Well, not literal whales. If you throw open New Paris to Americans or even Chinese tourists, the beaches will be covered in Great White Land Whales.

Which would either be Captain Ahab's Heaven or his Hell, depending.
 
2013-08-02 03:56:59 PM

dumbobruni: or with even one less syllable, with j'sais pas


Not sure how that's really one syllable because you have to kind of put something between the j and s to distinguish them. There's no good way to say js as a part of a larger syllable. Like the word Tajs (plural of taj). You kind of have to put a ə between the j and s.

Polish (and other slavic languages) kills me with this. You've got words with consonants all crammed together, but sometimes you can't really pronounce them properly without putting a little something in between.

Like the word wpływ. You have to say it veh-pwiv. Two syllables even though it's officially one.
 
2013-08-02 04:04:22 PM

jigger: dumbobruni: or with even one less syllable, with j'sais pas

Not sure how that's really one syllable because you have to kind of put something between the j and s to distinguish them. There's no good way to say js as a part of a larger syllable. Like the word Tajs (plural of taj). You kind of have to put a ə between the j and s.

Polish (and other slavic languages) kills me with this. You've got words with consonants all crammed together, but sometimes you can't really pronounce them properly without putting a little something in between.

Like the word wpływ. You have to say it veh-pwiv.
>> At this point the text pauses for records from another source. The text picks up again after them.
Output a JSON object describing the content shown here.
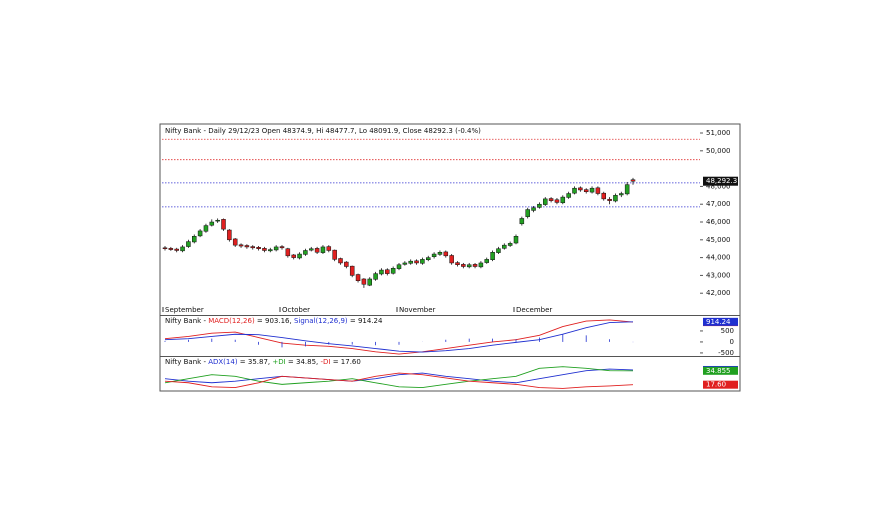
{
  "chart_data": [
    {
      "type": "candlestick",
      "title": "Nifty Bank - Daily 29/12/23 Open 48374.9, Hi 48477.7, Lo 48091.9, Close 48292.3 (-0.4%)",
      "categories": [
        "September",
        null,
        null,
        null,
        null,
        null,
        null,
        null,
        null,
        null,
        null,
        null,
        null,
        null,
        null,
        null,
        null,
        null,
        null,
        null,
        "October",
        null,
        null,
        null,
        null,
        null,
        null,
        null,
        null,
        null,
        null,
        null,
        null,
        null,
        null,
        null,
        null,
        null,
        null,
        null,
        "November",
        null,
        null,
        null,
        null,
        null,
        null,
        null,
        null,
        null,
        null,
        null,
        null,
        null,
        null,
        null,
        null,
        null,
        null,
        null,
        "December",
        null,
        null,
        null,
        null,
        null,
        null,
        null,
        null,
        null,
        null,
        null,
        null,
        null,
        null,
        null,
        null,
        null,
        null,
        null,
        null
      ],
      "open": [
        44550,
        44520,
        44480,
        44380,
        44620,
        44880,
        45220,
        45480,
        45820,
        46050,
        46150,
        45550,
        45050,
        44720,
        44680,
        44620,
        44580,
        44520,
        44380,
        44430,
        44620,
        44500,
        44150,
        43980,
        44180,
        44420,
        44520,
        44280,
        44620,
        44420,
        43950,
        43750,
        43520,
        43050,
        42800,
        42450,
        42780,
        43080,
        43320,
        43120,
        43380,
        43620,
        43680,
        43820,
        43680,
        43880,
        44050,
        44180,
        44320,
        44120,
        43720,
        43620,
        43480,
        43620,
        43480,
        43720,
        43880,
        44280,
        44520,
        44680,
        44820,
        45900,
        46300,
        46650,
        46820,
        46980,
        47320,
        47250,
        47080,
        47380,
        47620,
        47920,
        47820,
        47680,
        47920,
        47620,
        47280,
        47180,
        47520,
        47580,
        48374.9
      ],
      "high": [
        44650,
        44600,
        44550,
        44700,
        45000,
        45300,
        45600,
        45900,
        46150,
        46200,
        46200,
        45600,
        45100,
        44800,
        44750,
        44700,
        44650,
        44600,
        44550,
        44700,
        44700,
        44550,
        44200,
        44300,
        44500,
        44600,
        44600,
        44700,
        44700,
        44450,
        44000,
        43800,
        43550,
        43100,
        42850,
        42900,
        43200,
        43400,
        43400,
        43500,
        43700,
        43800,
        43900,
        43900,
        44000,
        44100,
        44300,
        44400,
        44400,
        44200,
        43800,
        43700,
        43700,
        43700,
        43800,
        44000,
        44400,
        44600,
        44800,
        44900,
        45300,
        46300,
        46800,
        46900,
        47100,
        47400,
        47400,
        47350,
        47500,
        47700,
        48000,
        48000,
        47900,
        48000,
        48000,
        47700,
        47400,
        47600,
        47700,
        48250,
        48477.7
      ],
      "low": [
        44400,
        44380,
        44300,
        44300,
        44550,
        44800,
        45150,
        45400,
        45750,
        45950,
        45500,
        44900,
        44600,
        44550,
        44500,
        44450,
        44400,
        44300,
        44300,
        44350,
        44450,
        44000,
        43900,
        43900,
        44100,
        44350,
        44200,
        44200,
        44300,
        43800,
        43600,
        43400,
        42900,
        42600,
        42300,
        42400,
        42700,
        43000,
        43000,
        43050,
        43300,
        43550,
        43600,
        43600,
        43600,
        43800,
        43950,
        44100,
        44000,
        43600,
        43500,
        43400,
        43400,
        43400,
        43400,
        43650,
        43800,
        44200,
        44450,
        44600,
        44750,
        45800,
        46200,
        46550,
        46750,
        46900,
        47100,
        47000,
        47000,
        47300,
        47550,
        47700,
        47600,
        47600,
        47500,
        47200,
        47000,
        47100,
        47400,
        47500,
        48091.9
      ],
      "close": [
        44500,
        44450,
        44400,
        44600,
        44900,
        45200,
        45500,
        45800,
        46000,
        46100,
        45600,
        45000,
        44700,
        44650,
        44600,
        44550,
        44500,
        44400,
        44450,
        44600,
        44550,
        44100,
        44000,
        44200,
        44400,
        44500,
        44300,
        44600,
        44400,
        43900,
        43700,
        43500,
        43000,
        42700,
        42500,
        42800,
        43100,
        43300,
        43100,
        43400,
        43600,
        43700,
        43800,
        43700,
        43900,
        44000,
        44200,
        44300,
        44100,
        43700,
        43600,
        43500,
        43600,
        43500,
        43700,
        43900,
        44300,
        44500,
        44700,
        44800,
        45200,
        46200,
        46700,
        46800,
        47000,
        47300,
        47200,
        47100,
        47400,
        47600,
        47900,
        47800,
        47700,
        47900,
        47600,
        47300,
        47200,
        47500,
        47600,
        48100,
        48292.3
      ],
      "last_label": "48,292.3",
      "up_color": "#22a022",
      "down_color": "#e02020",
      "ylim": [
        41450,
        51450
      ],
      "yticks": [
        {
          "value": 42000,
          "label": "42,000"
        },
        {
          "value": 43000,
          "label": "43,000"
        },
        {
          "value": 44000,
          "label": "44,000"
        },
        {
          "value": 45000,
          "label": "45,000"
        },
        {
          "value": 46000,
          "label": "46,000"
        },
        {
          "value": 47000,
          "label": "47,000"
        },
        {
          "value": 48000,
          "label": "48,000"
        },
        {
          "value": 50000,
          "label": "50,000"
        },
        {
          "value": 51000,
          "label": "51,000"
        }
      ],
      "hlines": [
        {
          "value": 50650,
          "color": "#e03030"
        },
        {
          "value": 49500,
          "color": "#e03030"
        },
        {
          "value": 48200,
          "color": "#3030d0"
        },
        {
          "value": 46850,
          "color": "#3030d0"
        }
      ]
    },
    {
      "type": "line",
      "legend_prefix": "Nifty Bank - ",
      "series": [
        {
          "name": "MACD(12,26)",
          "legend_suffix": " = 903.16, ",
          "color": "#e02020",
          "values": [
            150,
            250,
            400,
            450,
            200,
            -50,
            -150,
            -200,
            -300,
            -450,
            -550,
            -450,
            -300,
            -150,
            0,
            100,
            300,
            700,
            950,
            1000,
            903.16
          ]
        },
        {
          "name": "Signal(12,26,9)",
          "legend_suffix": " = 914.24",
          "color": "#2030d0",
          "values": [
            100,
            150,
            250,
            350,
            330,
            200,
            50,
            -80,
            -180,
            -300,
            -420,
            -460,
            -400,
            -300,
            -150,
            -20,
            100,
            350,
            650,
            880,
            914.24
          ]
        },
        {
          "style": "bar",
          "color": "#2030d0",
          "values": [
            50,
            100,
            150,
            100,
            -130,
            -250,
            -200,
            -120,
            -120,
            -150,
            -130,
            10,
            100,
            150,
            150,
            120,
            200,
            350,
            300,
            120,
            -11.08
          ]
        }
      ],
      "ylim": [
        -640,
        1180
      ],
      "yticks": [
        -500,
        0,
        500
      ]
    },
    {
      "type": "line",
      "legend_prefix": "Nifty Bank - ",
      "series": [
        {
          "name": "ADX(14)",
          "legend_suffix": " = 35.87, ",
          "color": "#2030d0",
          "values": [
            25,
            22,
            20,
            22,
            25,
            28,
            26,
            24,
            22,
            25,
            30,
            32,
            28,
            25,
            22,
            20,
            25,
            30,
            35,
            37,
            35.8676
          ]
        },
        {
          "name": "+DI",
          "legend_suffix": " = 34.85, ",
          "color": "#20a020",
          "values": [
            20,
            25,
            30,
            28,
            22,
            18,
            20,
            22,
            25,
            20,
            15,
            14,
            18,
            22,
            25,
            28,
            38,
            40,
            38,
            35,
            34.855
          ]
        },
        {
          "name": "-DI",
          "legend_suffix": " = 17.60",
          "color": "#e02020",
          "values": [
            22,
            20,
            15,
            14,
            20,
            28,
            26,
            24,
            22,
            28,
            32,
            30,
            26,
            22,
            20,
            18,
            14,
            13,
            15,
            16,
            17.6
          ],
          "value_labels": [
            null,
            null,
            null,
            null,
            null,
            null,
            null,
            null,
            null,
            null,
            null,
            null,
            null,
            null,
            null,
            null,
            null,
            null,
            null,
            null,
            "17.60"
          ]
        }
      ],
      "ylim": [
        11,
        52
      ]
    }
  ]
}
Two syllables even though it's officially one.


its argot. the phrase is also spelled as "chez pas".
 
2013-08-02 04:13:58 PM

skinink: Listen, you'll be okay in Paris if you learn to say things lik Bonjour, Au Revour, oui, non, s'il vou plais and other stuff. Plus learn a little about the Metro before you go there to use it.
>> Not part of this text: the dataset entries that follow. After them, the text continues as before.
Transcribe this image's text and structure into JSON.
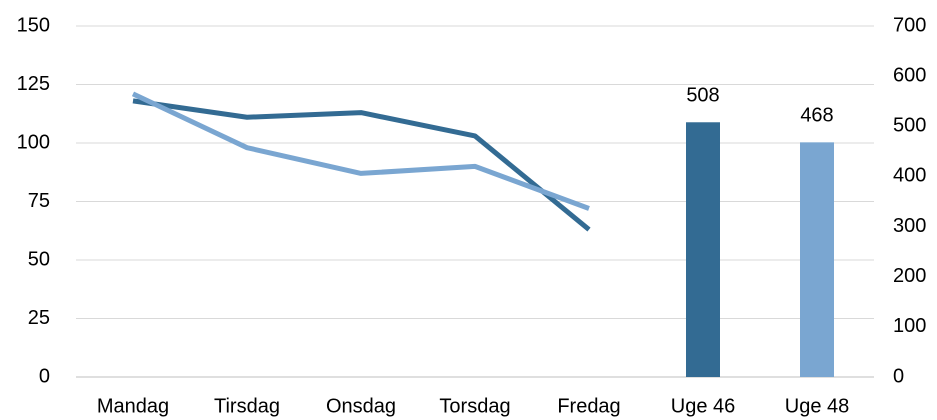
{
  "chart_data": {
    "type": "bar-line",
    "categories": [
      "Mandag",
      "Tirsdag",
      "Onsdag",
      "Torsdag",
      "Fredag",
      "Uge 46",
      "Uge 48"
    ],
    "series": [
      {
        "type": "line",
        "color": "#336b93",
        "values": [
          118,
          111,
          113,
          103,
          63,
          null,
          null
        ]
      },
      {
        "type": "line",
        "color": "#7aa6d1",
        "values": [
          121,
          98,
          87,
          90,
          72,
          null,
          null
        ]
      },
      {
        "type": "bar",
        "axis": "y2",
        "color": "#336b93",
        "values": [
          null,
          null,
          null,
          null,
          null,
          508,
          null
        ]
      },
      {
        "type": "bar",
        "axis": "y2",
        "color": "#7aa6d1",
        "values": [
          null,
          null,
          null,
          null,
          null,
          null,
          468
        ]
      }
    ],
    "ylim": [
      0,
      150
    ],
    "yticks": [
      0,
      25,
      50,
      75,
      100,
      125,
      150
    ],
    "y2lim": [
      0,
      700
    ],
    "y2ticks": [
      0,
      100,
      200,
      300,
      400,
      500,
      600,
      700
    ],
    "grid": true
  }
}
Besides, the French women are hot. Why would you want to see a Paris without the French women?


Is this where are encouraged to post hot French women?

30.media.tumblr.com
 
2013-08-02 04:19:13 PM
Finally, a Paris with no Parisians

I prefer the term Parisites.
 
2013-08-02 04:23:49 PM

FrancoFile: but the farther out in the sticks you go, the less likely it is that they will be instantly friendly the way Americans are.


Maybe that explains why the French guy I met in New Caledonia was such a dick.
 
2013-08-02 04:24:13 PM
Are you kidding? Coming from a country where most people are genuinely friendly, it's refreshing to go to a city where the default stance is fark off.
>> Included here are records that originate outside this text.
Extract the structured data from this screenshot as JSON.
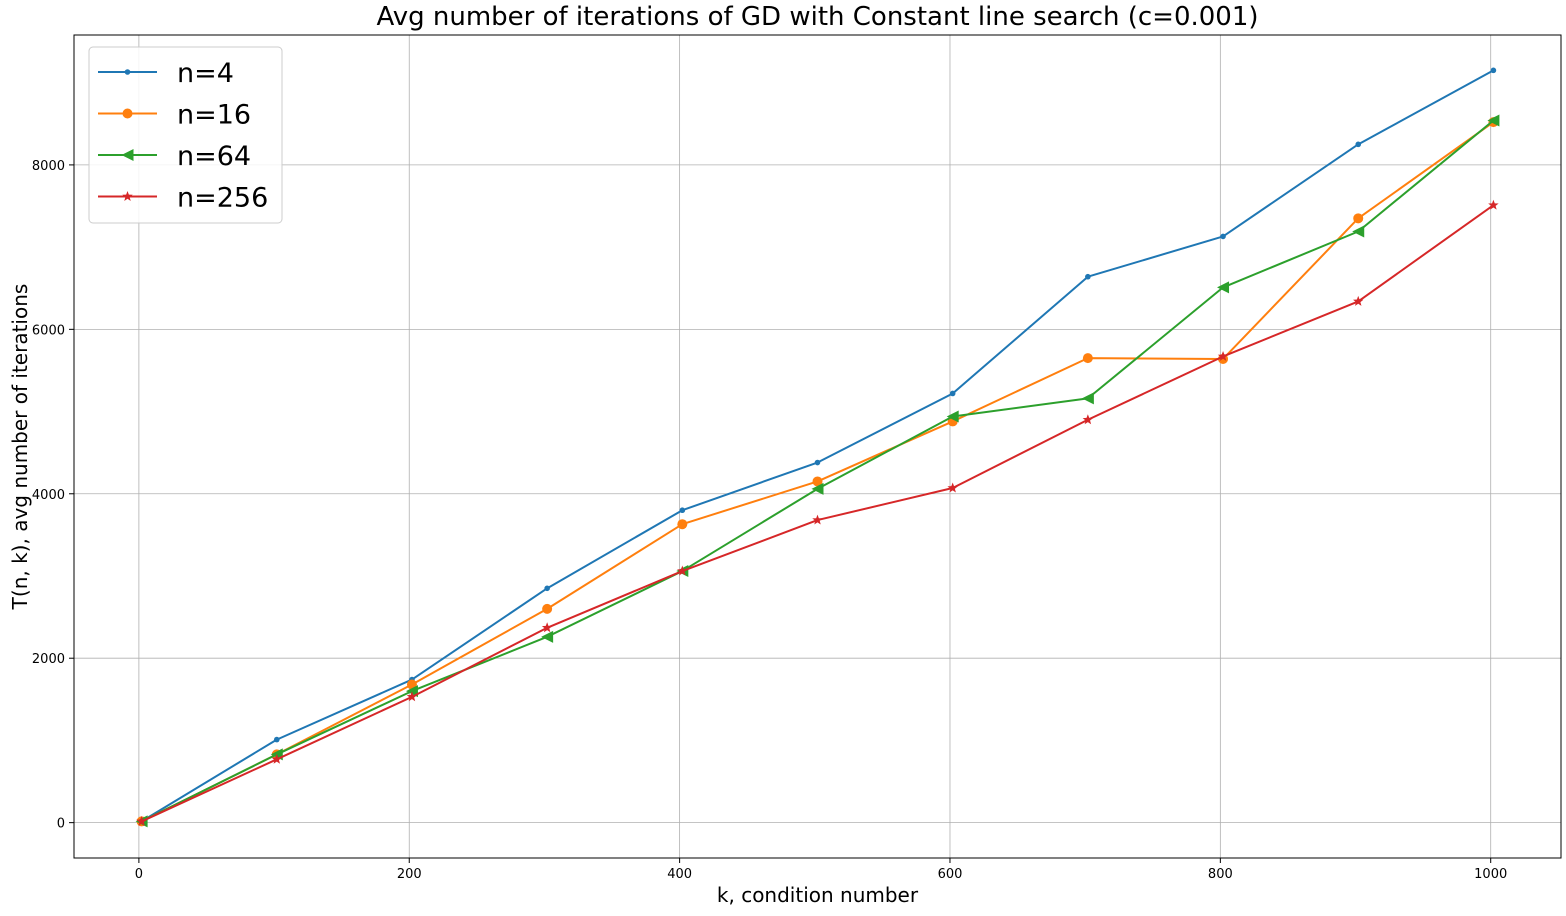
{
  "chart_data": {
    "type": "line",
    "title": "Avg number of iterations of GD with Constant line search (c=0.001)",
    "xlabel": "k, condition number",
    "ylabel": "T(n, k), avg number of iterations",
    "xlim": [
      -48,
      1052
    ],
    "ylim": [
      -430,
      9580
    ],
    "xticks": [
      0,
      200,
      400,
      600,
      800,
      1000
    ],
    "yticks": [
      0,
      2000,
      4000,
      6000,
      8000
    ],
    "xtick_labels": [
      "0",
      "200",
      "400",
      "600",
      "800",
      "1000"
    ],
    "ytick_labels": [
      "0",
      "2000",
      "4000",
      "6000",
      "8000"
    ],
    "grid": true,
    "legend_position": "top-left",
    "x": [
      2,
      102,
      202,
      302,
      402,
      502,
      602,
      702,
      802,
      902,
      1002
    ],
    "series": [
      {
        "name": "n=4",
        "color": "#1f77b4",
        "marker": "point",
        "values": [
          15,
          1010,
          1740,
          2850,
          3800,
          4380,
          5220,
          6640,
          7130,
          8250,
          9150
        ]
      },
      {
        "name": "n=16",
        "color": "#ff7f0e",
        "marker": "circle",
        "values": [
          15,
          830,
          1680,
          2600,
          3630,
          4150,
          4880,
          5650,
          5640,
          7350,
          8520
        ]
      },
      {
        "name": "n=64",
        "color": "#2ca02c",
        "marker": "triangle-left",
        "values": [
          15,
          830,
          1600,
          2260,
          3060,
          4060,
          4940,
          5160,
          6510,
          7190,
          8540
        ]
      },
      {
        "name": "n=256",
        "color": "#d62728",
        "marker": "star",
        "values": [
          15,
          770,
          1530,
          2370,
          3060,
          3680,
          4070,
          4900,
          5670,
          6340,
          7510
        ]
      }
    ]
  }
}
A couple of words of butchered French and a "je suis Neo Zealandais" gets you pretty far in Paris. Further in the south where there are more rugby fans.
 
2013-08-02 04:27:03 PM

blatz514: skinink: Listen, you'll be okay in Paris if you learn to say things lik Bonjour, Au Revour, oui, non, s'il vou plais and other stuff. Plus learn a little about the Metro before you go there to use it.

Besides, the French women are hot. Why would you want to see a Paris without the French women?

Is this where are encouraged to post hot French women?

[30.media.tumblr.com image 500x666]


What a good idea.

lh4.googleusercontent.com
 
2013-08-02 04:46:34 PM

dumbobruni: its argot. the phrase is also spelled as "chez pas".


Ah, I see.
 
2013-08-02 04:49:12 PM
Y'know who else built a miniature Paris?